Le contexte légal du TPS vénézuélien est d'une profonde incertitude. L'administration Trump a commencé le démantèlement du programme en février 2025, lorsque la secrétaire à la Sécurité nationale Kristi Noem a mis fin à la désignation de 2023. En septembre 2025, la terminaison du TPS vénézuélien de 2021 a été publiée.
La Cour Suprême est intervenue en mai 2025 en permettant que les annulations aient lieu, et en janvier 2026, le Département de la Sécurité Nationale a officiellement déclaré la fin du TPS pour plus de 500 000 Vénézuéliens, arguant de la stabilité après la capture de Maduro.
Une cour d'appel a déclaré illégale la cancellation ce même mois, mais n'a pas pu restaurer le programme en raison des décisions antérieures de la haute cour.
La législation comprend, selon ses promoteurs, des mesures de vérification criminelle strictes pour garantir la sécurité. Salazar a été constant dans sa position : "Jusqu'à ce que les conditions s'améliorent significativement, nous devons honorer notre engagement envers ceux qui ont reçu le TPS, en maintenant des veto criminels stricts", a-t-il déclaré dans un communiqué de son bureau.
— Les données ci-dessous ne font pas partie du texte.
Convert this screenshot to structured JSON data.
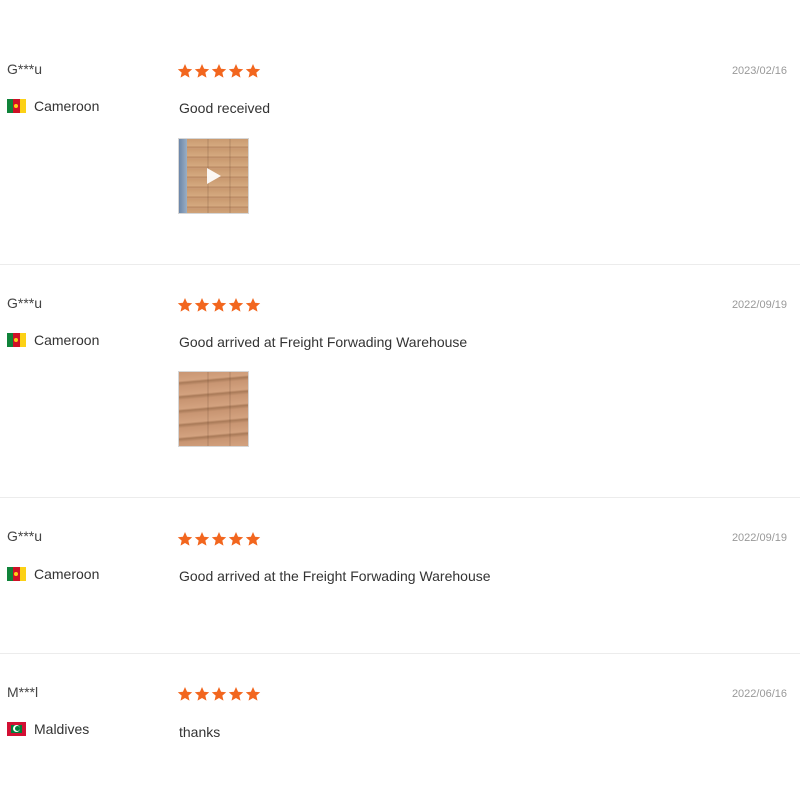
{
  "reviews": [
    {
      "reviewer": "G***u",
      "country": "Cameroon",
      "flag": "cameroon-flag",
      "rating": 5,
      "date": "2023/02/16",
      "comment": "Good received",
      "media": "video-thumbnail"
    },
    {
      "reviewer": "G***u",
      "country": "Cameroon",
      "flag": "cameroon-flag",
      "rating": 5,
      "date": "2022/09/19",
      "comment": "Good arrived at Freight Forwading Warehouse",
      "media": "photo-thumbnail"
    },
    {
      "reviewer": "G***u",
      "country": "Cameroon",
      "flag": "cameroon-flag",
      "rating": 5,
      "date": "2022/09/19",
      "comment": "Good arrived at the Freight Forwading Warehouse"
    },
    {
      "reviewer": "M***l",
      "country": "Maldives",
      "flag": "maldives-flag",
      "rating": 5,
      "date": "2022/06/16",
      "comment": "thanks"
    }
  ],
  "colors": {
    "star": "#f2661e",
    "divider": "#ececec",
    "date": "#999999"
  }
}
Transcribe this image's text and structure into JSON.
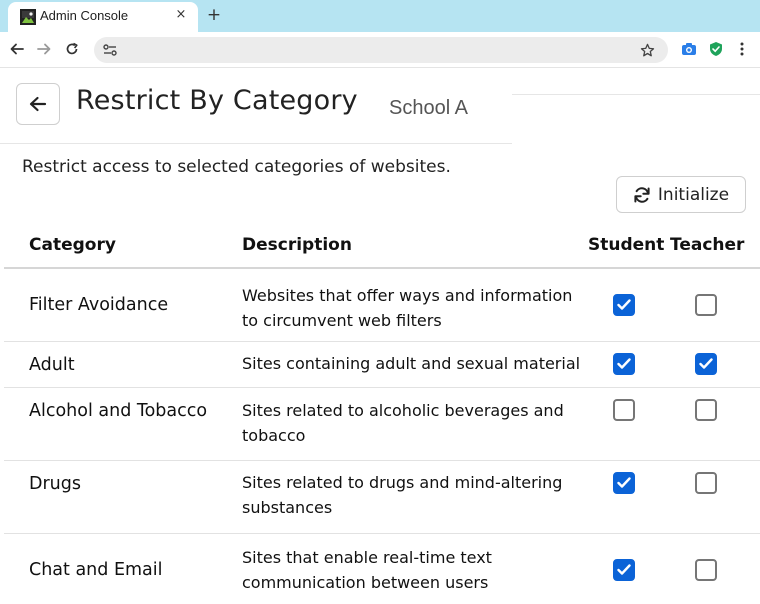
{
  "browser": {
    "tab_title": "Admin Console",
    "tab_favicon": "admin-console-favicon-icon",
    "close_glyph": "×",
    "new_tab_glyph": "+"
  },
  "header": {
    "title": "Restrict By Category",
    "school": "School A"
  },
  "description": "Restrict access to selected categories of websites.",
  "initialize_label": "Initialize",
  "table": {
    "columns": {
      "category": "Category",
      "description": "Description",
      "student": "Student",
      "teacher": "Teacher"
    },
    "rows": [
      {
        "category": "Filter Avoidance",
        "description": "Websites that offer ways and information to circumvent web filters",
        "student": true,
        "teacher": false
      },
      {
        "category": "Adult",
        "description": "Sites containing adult and sexual material",
        "student": true,
        "teacher": true
      },
      {
        "category": "Alcohol and Tobacco",
        "description": "Sites related to alcoholic beverages and tobacco",
        "student": false,
        "teacher": false
      },
      {
        "category": "Drugs",
        "description": "Sites related to drugs and mind-altering substances",
        "student": true,
        "teacher": false
      },
      {
        "category": "Chat and Email",
        "description": "Sites that enable real-time text communication between users",
        "student": true,
        "teacher": false
      }
    ]
  },
  "colors": {
    "checkbox_checked": "#0b63d7",
    "tabstrip": "#b6e4f2"
  }
}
En avril 2025, la plateforme X a marqué un tweet de Salazar sur le TPS vénézuélien comme trompeur.
Plus de 700 000 Vénézuélien(ne)s avec TPS aux États-Unis sont affecté(e)s par la fin du programme. Beaucoup de Vénézuélien(ne)s aux États-Unis craignent d'être déportés après l'arrestation de Maduro.
En janvier 2026, soixante-dix législateurs démocrates ont exigé la restauration du TPS, arguant des conditions "profondément instables et dangereuses" au Venezuela, où le chavisme reste au pouvoir sous la présidence intérimaire de Delcy Rodríguez, qui a pris ses fonctions le 5 janvier après la capture de Maduro.